A Saumur, en ce samedi 7 janvier 2017, Silvio Pacitto, directeur artistique du Théâtre-Le Dôme, comble ce soir-là de l’orchestre au paradis, souhaitait aux spectateurs de belles rencontres artistiques et humaines pour l’année nouvelle. Le spectacle choisi pour inaugurer celle-ci, Shamane par le chœur de chambre Mikrokosmos de Loïc Pierre, a immédiatement exaucé ses vœux : ce fut pour moi une superbe découverte.

Créée en avril 2015 à la ferme de Villafavard en Limousin, cette œuvre chorale fait partie d’un triptyque dont les Saumurois avaient déjà pu entendre La nuit dévoilée lors du festival des 1001 Voix en juin 2016. A la fin du spectacle, Loïc Pierre a expliqué que Shamane, spectacle en constante évolution, prendra désormais le titre de Jumala et qu’il sera le premier volet de cette trilogie consacrée à la Nuit, dont il prépare déjà la troisième partie, La nuit m’étonne. La représentation de ce samedi était donc la « première » de cette nouvelle étape.

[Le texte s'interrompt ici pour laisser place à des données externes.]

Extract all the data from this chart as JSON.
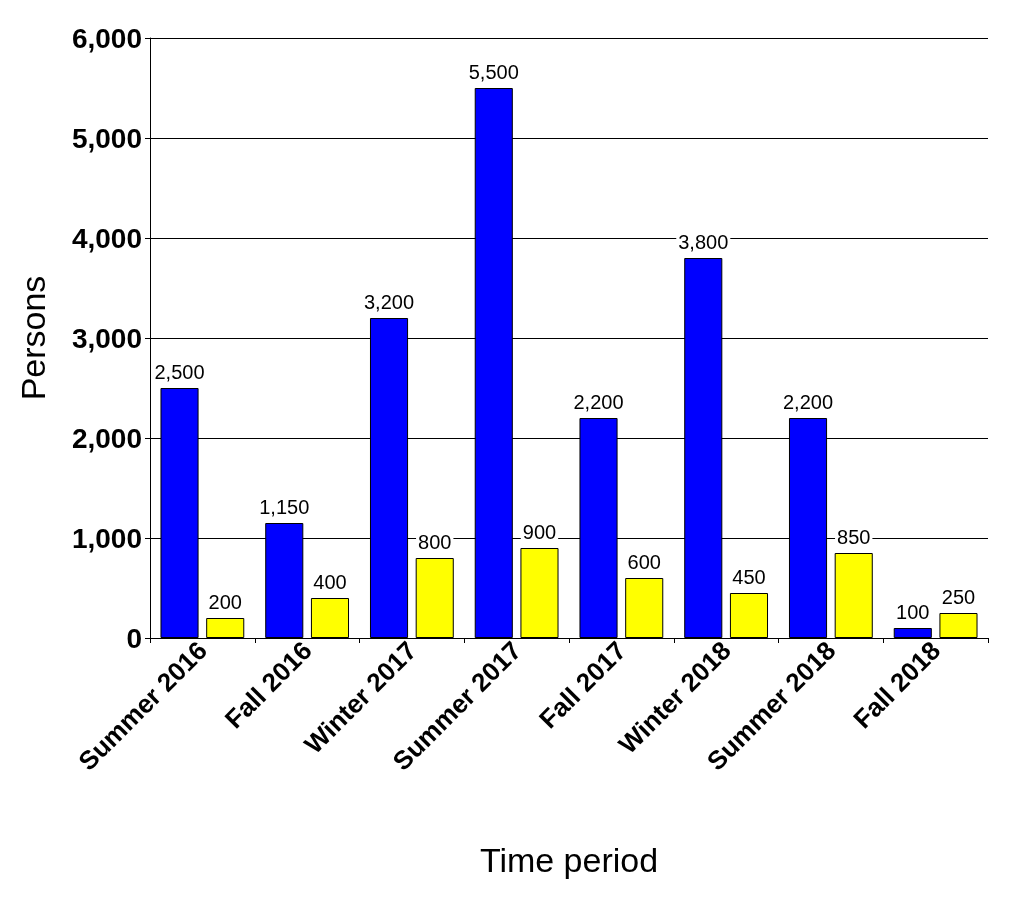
{
  "chart_data": {
    "type": "bar",
    "xlabel": "Time period",
    "ylabel": "Persons",
    "categories": [
      "Summer 2016",
      "Fall 2016",
      "Winter 2017",
      "Summer 2017",
      "Fall 2017",
      "Winter 2018",
      "Summer 2018",
      "Fall 2018"
    ],
    "series": [
      {
        "color": "#0000ff",
        "values": [
          2500,
          1150,
          3200,
          5500,
          2200,
          3800,
          2200,
          100
        ],
        "value_labels": [
          "2,500",
          "1,150",
          "3,200",
          "5,500",
          "2,200",
          "3,800",
          "2,200",
          "100"
        ]
      },
      {
        "color": "#ffff00",
        "values": [
          200,
          400,
          800,
          900,
          600,
          450,
          850,
          250
        ],
        "value_labels": [
          "200",
          "400",
          "800",
          "900",
          "600",
          "450",
          "850",
          "250"
        ]
      }
    ],
    "ylim": [
      0,
      6000
    ],
    "yticks": [
      {
        "value": 0,
        "label": "0"
      },
      {
        "value": 1000,
        "label": "1,000"
      },
      {
        "value": 2000,
        "label": "2,000"
      },
      {
        "value": 3000,
        "label": "3,000"
      },
      {
        "value": 4000,
        "label": "4,000"
      },
      {
        "value": 5000,
        "label": "5,000"
      },
      {
        "value": 6000,
        "label": "6,000"
      }
    ],
    "grid": "y"
  }
}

Avec cette représentation, le spectateur se trouve d’emblée plongé dans un univers nocturne et onirique d’où surgissent les chanteurs, une lanterne à la main. Vêtus de longues et vastes jupes de satin soir, de blouses noires aux manches bouffantes, rehaussées de mancherons et d’un col rouge en façon de pectoral, recouvert de colliers ethniques en métal ou en perles de couleur, ils forment un chœur équilibré d’une petite trentaine de jeunes chanteurs de moins de trente ans, tous hommes et femmes confondus dans un même mouvement. Evoluant, autour d’un tambour japonais situé au milieu de la scène et figurant le dieu scandinave (finnois ?) des chênes Jumala, ils vont inviter le spectateur, envoûté par le charme (au sens propre de carmen) des voix, à une cérémonie secrète en l’honneur du dieu caché. Venues d’Europe du Nord, inspirées en partie par les Vêpres a cappella de Rachmaninov, les pièces chantées dans une langue imaginaire ou inconnue convoqueront alors l’auditoire à la danse et à la transe, le plongeant dans un univers mystérieux. Avec pour seul accompagnement musical les battements du tambour et les sons discrets de la guimbarde ou du triangle.

Soucieux de casser les codes du chant choral traditionnel, Loïc Pierre fait appel à des répertoires et à des couleurs vocales très dépaysantes. Il propose de plus une scénographie qui fusionne la salle et la scène. « Lorsque les conditions et les œuvres s’y prêtent, nous pouvons totalement entourer le public pour le submerger de sons », explique le maître de chœur. C’est ainsi que les chanteurs se déplacent plusieurs fois de la scène vers les fauteuils d’orchestre, enfermant le public de leurs silhouettes, qu’éclairent leurs lanternes, parfois confiées à l’un ou l’autre spectateur. Cette proximité physique crée une atmosphère très particulière, dont Loïc Pierre dit qu’elle « apporte un tout autre sens à la pièce ». Le public a en effet l’impression d’être partie prenante de ce rite quasi-chamanique. Sensation que j’ai éprouvée avec acuité lorsque, immédiatement derrière moi, un des chanteurs a lancé une exhortation au dieu, évoquant la neige, le sang, le cerf, convoquant ainsi les forces de la Nature.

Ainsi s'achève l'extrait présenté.